Commercial Market Trends – Q4 2025
The Denver Commercial Real Estate market saw another rampant quarter for sales during Q4. The four major property types saw 525 sales during Q4 2025 compared with 531 sales during Q4 2024 but only 332 sales during Q4 2023. Year to date transaction volume for 2025 is down (1.1%) compared to the same period in 2024. This is driven by lower interest rates, slightly looser lending standards, and increasing economic conditions.

The four commercial property types we are tracking are: retail, multi-family, office, and industrial. It is interesting to look at the Commercial Real Estate Market as a whole and the individual property types. Below is a summary of key details for each property type. Let’s dive into supply, demand, new construction, vacancy rates, and rent growth for Denver Commercial Real Estate.

Supply
There are 1,269 active listings across the four major property types with 389 retail, 183 multi-family, 349 office, and 348 industrial. Throughout 2025, we averaged about 1,295 commercial listings at the end of each quarter. It is worth noting that the Denver MSA has 29,318 buildings totaling 895M SF of space. Most of the new construction is in multi-family and industrial with retail growing by a modest amounts Let’s take a look at demand.
Demand
Demand for commercial space is created by people and businesses using the space. When our population is growing, there is an increased demand for housing and shopping. When jobs are created, there is more demand for industrial and office; however, office demand has been continually decreasing due to the rise of remote work.

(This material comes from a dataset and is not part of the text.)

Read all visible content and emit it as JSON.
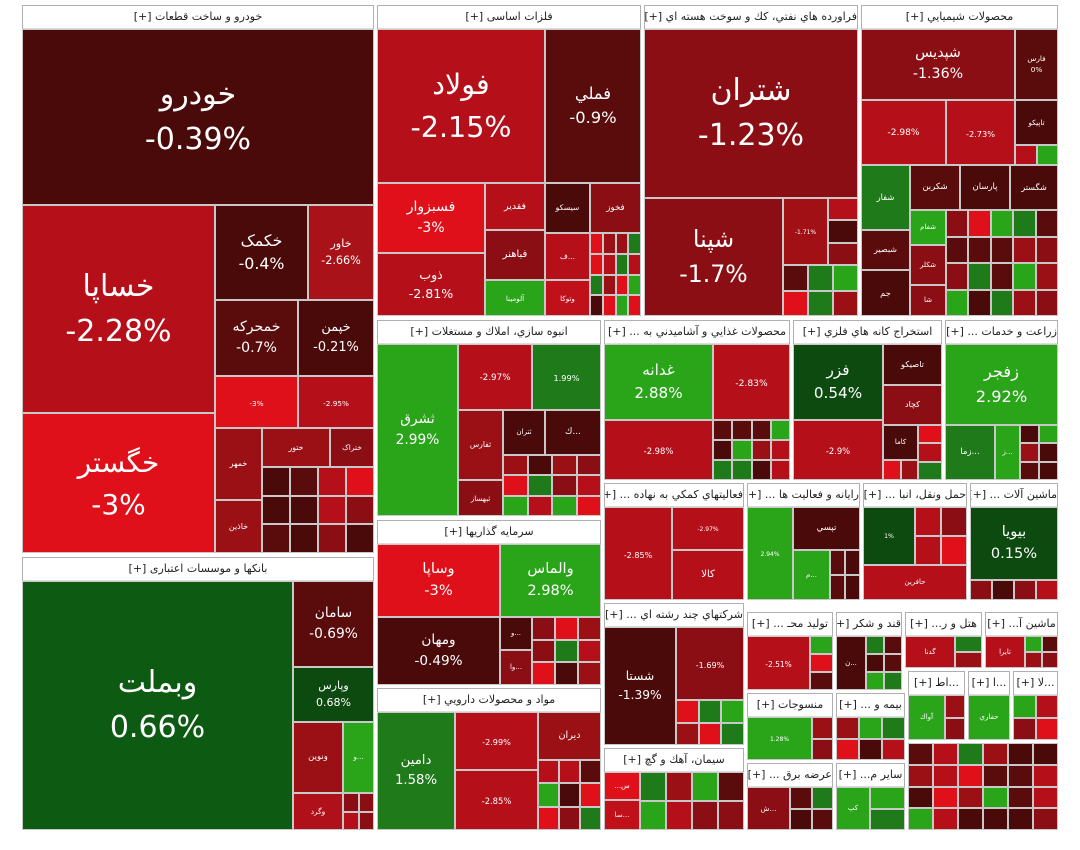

There were 525 closed sales in Q4 2025, which is down from 531 closed sales in Q4 2024. This represents a decline of (1.1%). The total dollar volume for retail, multi-family, office, and industrial was $2.58B in Q4 2025 compared to $3.12B in Q4 2024.
Another gauge for demand is net absorption. Absorption is a gauge of the space tenants need to live or operate their businesses. In Q4 2024, Denver unabsorbed (213,719) SF, but in Q4 2025, we saw 132,865 SF of positive absorption. Office and industrial lost occupancy while multi-family and retail gained occupancy. Let’s take a look at new construction in the various property types.
New Construction
Developers started construction on 1.94M SF during Q4. This is down slightly from the 2.23M SF started during Q3. Retail construction starts accounted for 2,500 SF. Multi-family construction starts were 1.08M SF. Industrial construction starts were 859K SF, and office construction starts have yet to be accounted for in Q4 2025 according to the most recent data reports from CoStar.
Another factor to consider is the total SF of space under construction. Retail has 678K SF under construction. Multi-family has 9.1M SF (11,300 units) under construction. This is way too many apartments under construction given the rate of absorption, especially compared to the other property types. Office has 1.53M SF under construction, and industrial has 6.39M SF under construction. All together there is 17.7M SF of commercial real estate under construction in Denver.
Developers delivered just over 1.8M SF to the market in Q4 2025. This is moderately lower than Q3 2025 and Q2 2025. Retail delivered 21K SF. Multi-family developers completed 1.79M SF. Office developers delivered just 3,200 SF. Industrial demolitions actually outweighed the amount of deliveries in Q4 2025 as the net deliveries for industrial properties stood at around (926) SF, meaning 926 SF of demolitions.
Vacancy Rates
A vacancy rate is a metric comparing the amount of unoccupied SF to the total SF of all the buildings in a market. Denver has 97M SF of vacancy for commercial real estate. Although this sounds like a lot, Denver has 895.3M SF of commercial buildings. Therefore, our commercial vacancy rate is 10.8%.

If we are to understand commercial vacancy rates, we need to compare the current vacancy rates to the long-term vacancy rates. Industrial properties are 2% higher than their long-term average. Multi-family is 4.6% higher than the long-term average. Retail is nearly 1.5% below the long-term average, and office is almost over 6% higher than the long-term average! Next let’s look at rent growth.
Rent Growth
Rent growth could be lumped into demand, but it is interesting enough to separate into a new paragraph. Compared to the CPI increase of 2.7% in Q4 2025, none of the commercial property types kept up with inflation, which erodes some value. Retail rents grew 2.43%, and office rents grew 0.78%. Multi-family and industrial rents both decreased at (3.32%) and (2%) respectively.

Final Thoughts
In summary, supply, demand, new construction, vacancy rates, and rent growth are all good key performance indicators for the commercial real estate market in Denver. We have a decent supply of properties for sale. Demand for properties has dwindled slightly compared to Q3, but has grown considerably when you look at both Q2 and Q1 earlier this year. Developers are hard at work building multi-family and industrial properties. We would argue they are building too many apartments right now which will push up multi-family vacancy and reduce future rent growth, which has seemed to have been a trend for the last four years now. Vacancy rates are different among the different commercial property types. Office has been consistently higher than the long-term average for several years now. We expect office vacancy to stay higher for the foreseeable future. Lastly, rent growth has been stalling most prominently for both office and multi-family compared to retail and industrial.